Instead of reading the sunday comics, I read the nutrition facts on the cereal box.

Hold my pen or pencil with two fingers cued against my palm and two fingers sliding up the pen with my thumb in between them.

Link gross things with porn i.e: Think of really gross things (or friends or family) when fapping to really hot stuff ( the porn becomes ruined)

I used to think that if the earth was completely smoothed flat and you had a really powerful telescope if you looked through it you would see yourself looking through the telescope.

Think it's awesome when I look at a clock and it reads the same numbers that my address starts with.

Drink alcohol out of styrofoam soda cups on the bus and train.

I probably am the only one who does this but I climb on my cat's cat tree to see what it's like to be a cat o.o

When im out with my dad in the car i swear traffic lights always seem to go to red when were coming

when you pick up something you think is going to be heavy and its like you suddenly have super strength

I try really hard to come up with a funny joke on antijokes.com, then I give up and come to this website instead.

Use an entirely different vocabulary in your head than everyday life.

I kill Solid Snake and masturbate when the Game over screen keeps screaming for my own "snake" "Snake answer me! Snake SNAAAKE!" Me: Answer coming right up and out any moment now! fapfapfap

Dad, what's that dark place over there? That's Chorley son, you must never go there.

Going to the bathroom in public just to scratch my butt

Sweet! I've just received my free minecraft giftcode! >> Minecraftcodes.info <

Think that when you're reading something or watching tv some people somewhere are knowing what your watching or whether or not you understand what you just read so you don't wanna reread it to risk looking stupid.

When I am at amusement parks I look and determine which guys I could beat up and which I couldn't.

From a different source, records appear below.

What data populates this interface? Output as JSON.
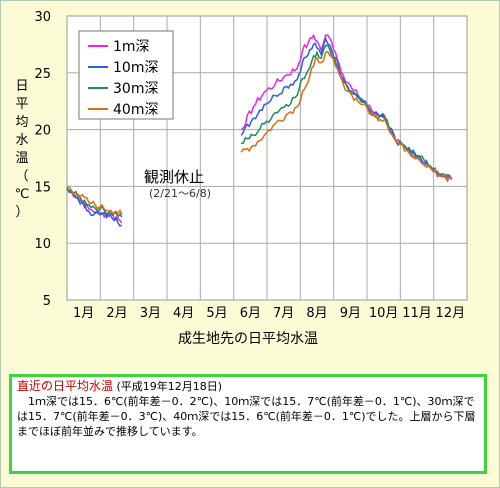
{
  "chart_data": {
    "type": "line",
    "xlabel": "成生地先の日平均水温",
    "ylabel_chars": [
      "日",
      "平",
      "均",
      "水",
      "温",
      "（",
      "℃",
      "）"
    ],
    "ylim": [
      5,
      30
    ],
    "yticks": [
      5,
      10,
      15,
      20,
      25,
      30
    ],
    "xlim": [
      0,
      365
    ],
    "month_labels": [
      "1月",
      "2月",
      "3月",
      "4月",
      "5月",
      "6月",
      "7月",
      "8月",
      "9月",
      "10月",
      "11月",
      "12月"
    ],
    "annotation": {
      "title": "観測休止",
      "range": "(2/21～6/8)"
    },
    "legend_position": "top-left",
    "series": [
      {
        "name": "1m深",
        "color": "#ee22ee",
        "points": [
          [
            0,
            14.8
          ],
          [
            10,
            14.0
          ],
          [
            20,
            13.0
          ],
          [
            30,
            12.6
          ],
          [
            40,
            12.5
          ],
          [
            45,
            12.3
          ],
          [
            50,
            11.8
          ],
          [
            159,
            20.0
          ],
          [
            170,
            22.0
          ],
          [
            180,
            23.3
          ],
          [
            190,
            24.0
          ],
          [
            200,
            24.8
          ],
          [
            210,
            25.4
          ],
          [
            215,
            27.0
          ],
          [
            220,
            27.6
          ],
          [
            225,
            28.3
          ],
          [
            228,
            27.8
          ],
          [
            232,
            27.0
          ],
          [
            236,
            28.3
          ],
          [
            240,
            28.0
          ],
          [
            245,
            26.8
          ],
          [
            252,
            24.8
          ],
          [
            260,
            23.6
          ],
          [
            270,
            22.6
          ],
          [
            280,
            21.5
          ],
          [
            290,
            21.2
          ],
          [
            300,
            19.0
          ],
          [
            310,
            18.2
          ],
          [
            320,
            17.6
          ],
          [
            330,
            16.8
          ],
          [
            340,
            16.0
          ],
          [
            351,
            15.6
          ]
        ]
      },
      {
        "name": "10m深",
        "color": "#2a5ee6",
        "points": [
          [
            0,
            14.8
          ],
          [
            10,
            13.9
          ],
          [
            20,
            12.8
          ],
          [
            30,
            12.5
          ],
          [
            40,
            12.4
          ],
          [
            45,
            12.2
          ],
          [
            50,
            11.6
          ],
          [
            159,
            19.5
          ],
          [
            170,
            21.0
          ],
          [
            180,
            22.2
          ],
          [
            190,
            23.0
          ],
          [
            200,
            23.8
          ],
          [
            210,
            24.4
          ],
          [
            215,
            26.0
          ],
          [
            220,
            26.6
          ],
          [
            225,
            27.5
          ],
          [
            228,
            27.2
          ],
          [
            232,
            26.6
          ],
          [
            236,
            28.0
          ],
          [
            240,
            27.4
          ],
          [
            245,
            26.3
          ],
          [
            252,
            24.5
          ],
          [
            260,
            23.4
          ],
          [
            270,
            22.5
          ],
          [
            280,
            21.4
          ],
          [
            290,
            21.0
          ],
          [
            300,
            19.0
          ],
          [
            310,
            18.3
          ],
          [
            320,
            17.6
          ],
          [
            330,
            16.8
          ],
          [
            340,
            16.0
          ],
          [
            351,
            15.7
          ]
        ]
      },
      {
        "name": "30m深",
        "color": "#1f8c5a",
        "points": [
          [
            0,
            14.9
          ],
          [
            10,
            14.1
          ],
          [
            20,
            13.4
          ],
          [
            30,
            13.0
          ],
          [
            40,
            12.7
          ],
          [
            45,
            12.6
          ],
          [
            50,
            12.3
          ],
          [
            159,
            18.8
          ],
          [
            170,
            19.5
          ],
          [
            180,
            20.5
          ],
          [
            190,
            21.5
          ],
          [
            200,
            22.2
          ],
          [
            210,
            23.0
          ],
          [
            215,
            24.5
          ],
          [
            220,
            25.2
          ],
          [
            225,
            26.5
          ],
          [
            228,
            26.8
          ],
          [
            232,
            26.3
          ],
          [
            236,
            27.4
          ],
          [
            240,
            27.0
          ],
          [
            245,
            26.0
          ],
          [
            252,
            24.2
          ],
          [
            260,
            23.2
          ],
          [
            270,
            22.4
          ],
          [
            280,
            21.3
          ],
          [
            290,
            21.0
          ],
          [
            300,
            19.0
          ],
          [
            310,
            18.3
          ],
          [
            320,
            17.7
          ],
          [
            330,
            16.9
          ],
          [
            340,
            16.0
          ],
          [
            351,
            15.7
          ]
        ]
      },
      {
        "name": "40m深",
        "color": "#e06b10",
        "points": [
          [
            0,
            15.0
          ],
          [
            10,
            14.3
          ],
          [
            20,
            13.6
          ],
          [
            30,
            13.2
          ],
          [
            40,
            12.9
          ],
          [
            45,
            12.8
          ],
          [
            50,
            12.5
          ],
          [
            159,
            18.0
          ],
          [
            170,
            18.6
          ],
          [
            180,
            19.5
          ],
          [
            190,
            20.5
          ],
          [
            200,
            21.3
          ],
          [
            210,
            22.0
          ],
          [
            215,
            23.4
          ],
          [
            220,
            24.2
          ],
          [
            225,
            25.6
          ],
          [
            228,
            26.3
          ],
          [
            232,
            25.9
          ],
          [
            236,
            26.8
          ],
          [
            240,
            26.5
          ],
          [
            245,
            25.6
          ],
          [
            252,
            24.0
          ],
          [
            260,
            23.0
          ],
          [
            270,
            22.2
          ],
          [
            280,
            21.2
          ],
          [
            290,
            20.9
          ],
          [
            300,
            19.0
          ],
          [
            310,
            18.2
          ],
          [
            320,
            17.5
          ],
          [
            330,
            16.8
          ],
          [
            340,
            15.9
          ],
          [
            351,
            15.6
          ]
        ]
      }
    ]
  },
  "notice": {
    "heading": "直近の日平均水温",
    "date": "(平成19年12月18日)",
    "body": "1ｍ深では15．6℃(前年差－0．2℃)、10ｍ深では15．7℃(前年差－0．1℃)、30ｍ深では15．7℃(前年差－0．3℃)、40ｍ深では15．6℃(前年差－0．1℃)でした。上層から下層までほぼ前年並みで推移しています。"
  }
}
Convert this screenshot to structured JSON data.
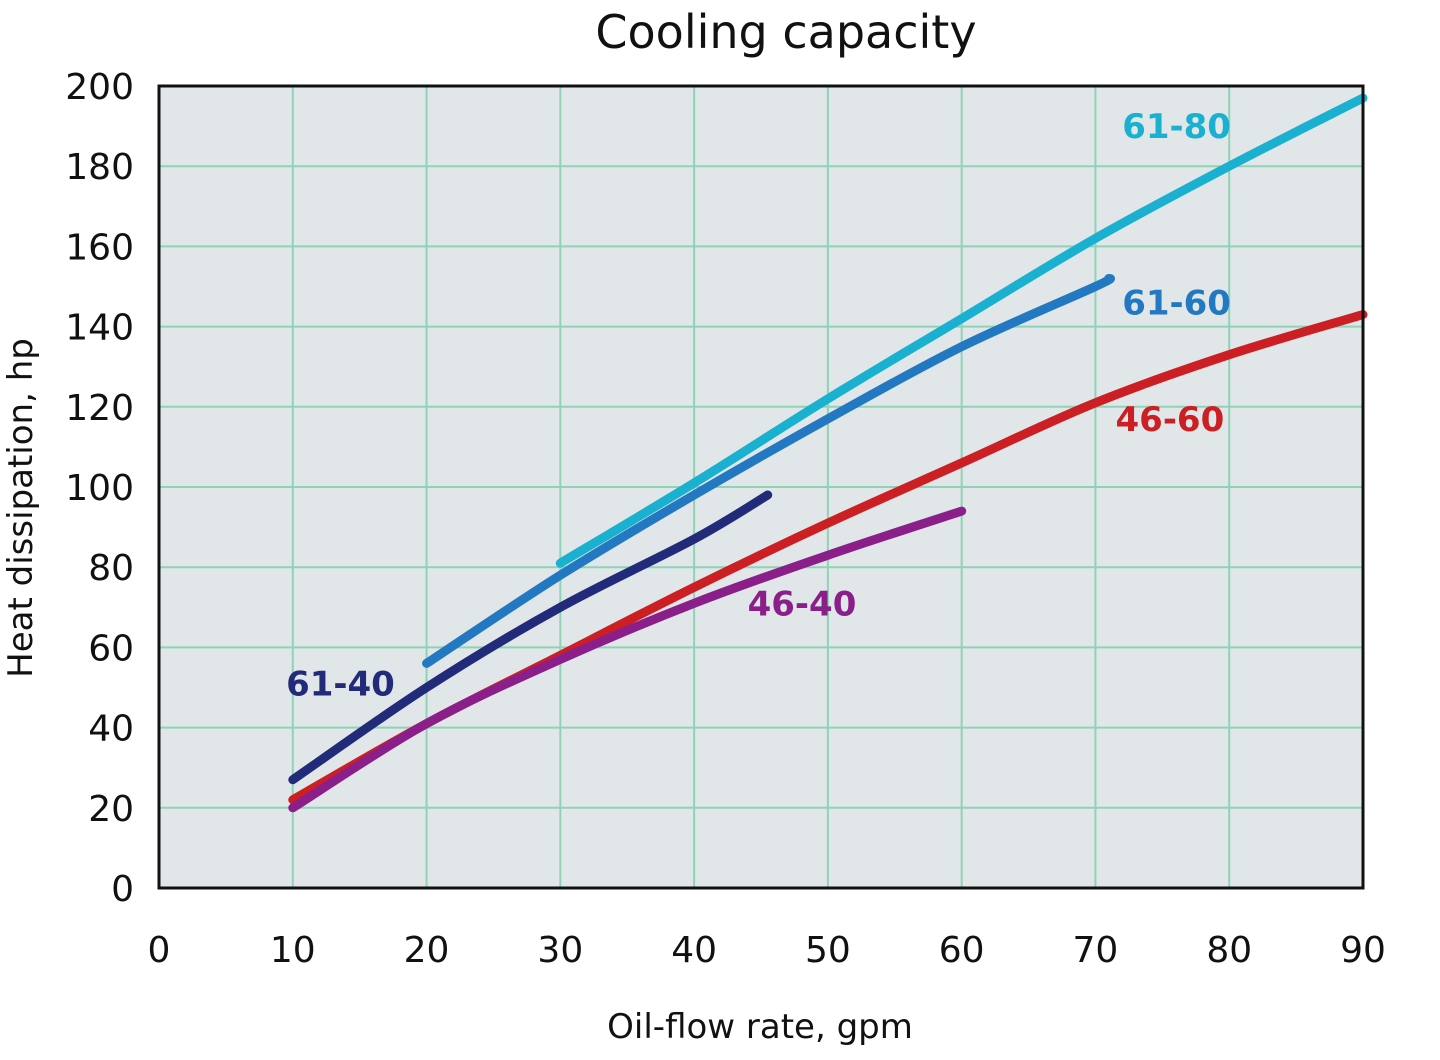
{
  "chart_data": {
    "type": "line",
    "title": "Cooling capacity",
    "xlabel": "Oil-flow rate, gpm",
    "ylabel": "Heat dissipation, hp",
    "xlim": [
      0,
      90
    ],
    "ylim": [
      0,
      200
    ],
    "x_ticks": [
      0,
      10,
      20,
      30,
      40,
      50,
      60,
      70,
      80,
      90
    ],
    "y_ticks": [
      0,
      20,
      40,
      60,
      80,
      100,
      120,
      140,
      160,
      180,
      200
    ],
    "grid": true,
    "legend": "inline labels",
    "colors": {
      "plot_background": "#e1e6e9",
      "grid": "#8fd3b6",
      "axis": "#111111"
    },
    "series": [
      {
        "name": "61-80",
        "color": "#1ab0d0",
        "label_at": [
          72,
          187
        ],
        "points": [
          [
            30,
            81
          ],
          [
            40,
            101
          ],
          [
            50,
            122
          ],
          [
            60,
            142
          ],
          [
            70,
            162
          ],
          [
            80,
            180
          ],
          [
            90,
            197
          ]
        ]
      },
      {
        "name": "61-60",
        "color": "#2279c1",
        "label_at": [
          72,
          143
        ],
        "points": [
          [
            20,
            56
          ],
          [
            30,
            78
          ],
          [
            40,
            98
          ],
          [
            50,
            117
          ],
          [
            60,
            135
          ],
          [
            70,
            150
          ],
          [
            71,
            152
          ]
        ]
      },
      {
        "name": "61-40",
        "color": "#222a7a",
        "label_at": [
          9.5,
          48
        ],
        "points": [
          [
            10,
            27
          ],
          [
            20,
            50
          ],
          [
            30,
            70
          ],
          [
            40,
            87
          ],
          [
            45.5,
            98
          ]
        ]
      },
      {
        "name": "46-60",
        "color": "#cc1f24",
        "label_at": [
          71.5,
          114
        ],
        "points": [
          [
            10,
            22
          ],
          [
            20,
            41
          ],
          [
            30,
            58
          ],
          [
            40,
            75
          ],
          [
            50,
            91
          ],
          [
            60,
            106
          ],
          [
            70,
            121
          ],
          [
            80,
            133
          ],
          [
            90,
            143
          ]
        ]
      },
      {
        "name": "46-40",
        "color": "#8b1f8a",
        "label_at": [
          44,
          68
        ],
        "points": [
          [
            10,
            20
          ],
          [
            20,
            41
          ],
          [
            30,
            57
          ],
          [
            40,
            71
          ],
          [
            50,
            83
          ],
          [
            60,
            94
          ]
        ]
      }
    ]
  }
}
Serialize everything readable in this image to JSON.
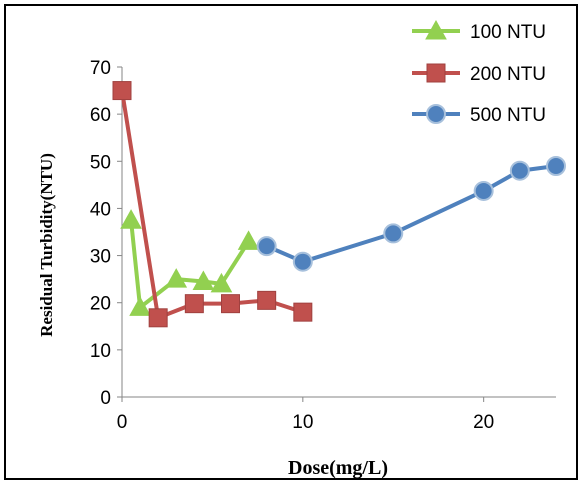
{
  "chart_data": {
    "type": "line",
    "xlabel": "Dose(mg/L)",
    "ylabel": "Residual Turbidity(NTU)",
    "xlim": [
      0,
      24
    ],
    "ylim": [
      0,
      70
    ],
    "xticks": [
      0,
      10,
      20
    ],
    "yticks": [
      0,
      10,
      20,
      30,
      40,
      50,
      60,
      70
    ],
    "grid": false,
    "legend_position": "top-right",
    "series": [
      {
        "name": "100 NTU",
        "marker": "triangle",
        "color": "#92D050",
        "x": [
          0.5,
          1,
          3,
          4.5,
          5.5,
          7
        ],
        "y": [
          37.5,
          19,
          25,
          24.5,
          24,
          33
        ]
      },
      {
        "name": "200 NTU",
        "marker": "square",
        "color": "#C0504D",
        "x": [
          0,
          2,
          4,
          6,
          8,
          10
        ],
        "y": [
          65,
          16.8,
          19.8,
          19.8,
          20.5,
          18
        ]
      },
      {
        "name": "500 NTU",
        "marker": "circle",
        "color": "#4F81BD",
        "x": [
          8,
          10,
          15,
          20,
          22,
          24
        ],
        "y": [
          32,
          28.7,
          34.7,
          43.7,
          48,
          49
        ]
      }
    ]
  }
}
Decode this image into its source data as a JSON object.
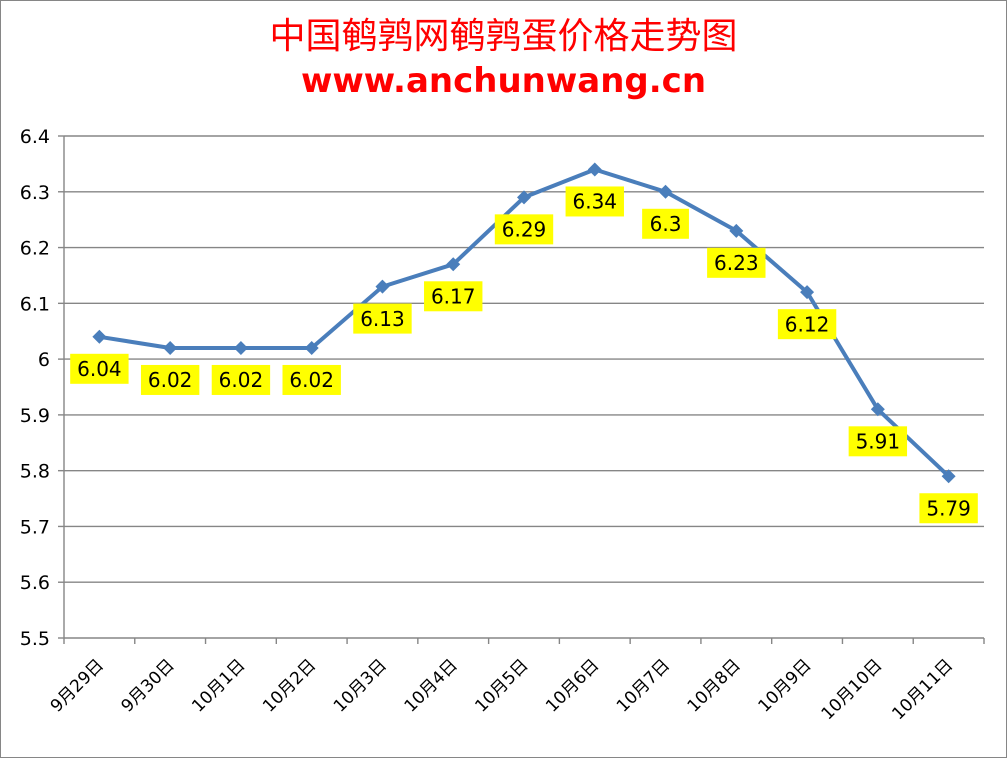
{
  "title": "中国鹌鹑网鹌鹑蛋价格走势图",
  "subtitle": "www.anchunwang.cn",
  "colors": {
    "title": "#ff0000",
    "line": "#4a7ebb",
    "marker": "#4a7ebb",
    "data_label_bg": "#ffff00",
    "gridline": "#868686"
  },
  "chart_data": {
    "type": "line",
    "title": "中国鹌鹑网鹌鹑蛋价格走势图",
    "subtitle": "www.anchunwang.cn",
    "categories": [
      "9月29日",
      "9月30日",
      "10月1日",
      "10月2日",
      "10月3日",
      "10月4日",
      "10月5日",
      "10月6日",
      "10月7日",
      "10月8日",
      "10月9日",
      "10月10日",
      "10月11日"
    ],
    "series": [
      {
        "values": [
          6.04,
          6.02,
          6.02,
          6.02,
          6.13,
          6.17,
          6.29,
          6.34,
          6.3,
          6.23,
          6.12,
          5.91,
          5.79
        ]
      }
    ],
    "data_labels": [
      "6.04",
      "6.02",
      "6.02",
      "6.02",
      "6.13",
      "6.17",
      "6.29",
      "6.34",
      "6.3",
      "6.23",
      "6.12",
      "5.91",
      "5.79"
    ],
    "y_ticks": [
      "6.4",
      "6.3",
      "6.2",
      "6.1",
      "6",
      "5.9",
      "5.8",
      "5.7",
      "5.6",
      "5.5"
    ],
    "ylim": [
      5.5,
      6.4
    ],
    "grid": true,
    "legend": "none",
    "marker": "diamond"
  }
}
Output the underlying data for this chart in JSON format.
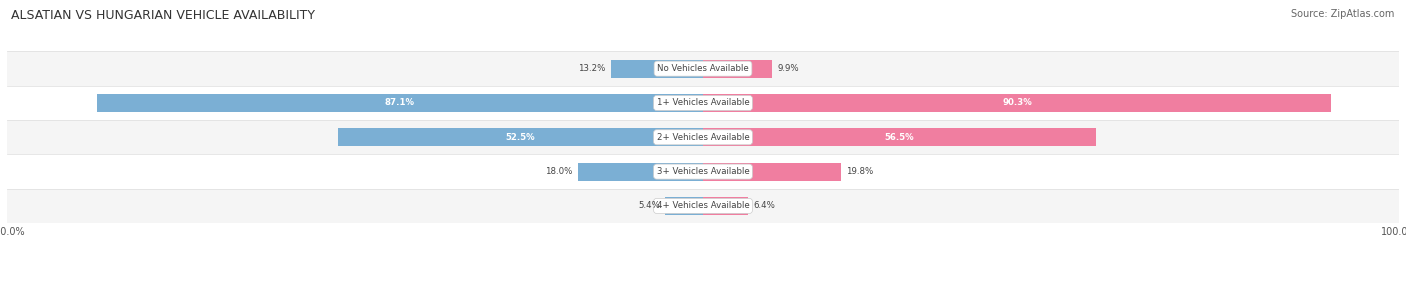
{
  "title": "ALSATIAN VS HUNGARIAN VEHICLE AVAILABILITY",
  "source": "Source: ZipAtlas.com",
  "categories": [
    "No Vehicles Available",
    "1+ Vehicles Available",
    "2+ Vehicles Available",
    "3+ Vehicles Available",
    "4+ Vehicles Available"
  ],
  "alsatian": [
    13.2,
    87.1,
    52.5,
    18.0,
    5.4
  ],
  "hungarian": [
    9.9,
    90.3,
    56.5,
    19.8,
    6.4
  ],
  "alsatian_color": "#7BAFD4",
  "hungarian_color": "#F07EA0",
  "row_colors": [
    "#F5F5F5",
    "#FFFFFF",
    "#F5F5F5",
    "#FFFFFF",
    "#F5F5F5"
  ],
  "separator_color": "#DDDDDD",
  "label_bg_color": "#FFFFFF",
  "text_dark": "#444444",
  "text_white": "#FFFFFF",
  "max_value": 100.0,
  "bar_height": 0.52,
  "figsize": [
    14.06,
    2.86
  ],
  "dpi": 100
}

Scroll aimlessly through the posts on this website and for some reason, creepily stop and check the comments on the one that has the word "boobs" in it.

When I get "interactive" commercials on my laptop screen, I like to "just shoot 4 out of 5 ducks" and feel like I have cheated the system.

Become self-conscious and wonder if you were making faces while day dreaming during the middle of class.

I sleep naked cauz It's dead sexy.

When eating chips I always look at each side before eating it to choose which side will taste better

I sometimes watch entire movies with the sound off and a good album playing.

Mayada stupid

Things You Think Only You Do

A collection of things you think only you do. Go ahead and confess. You probably aren't the only one.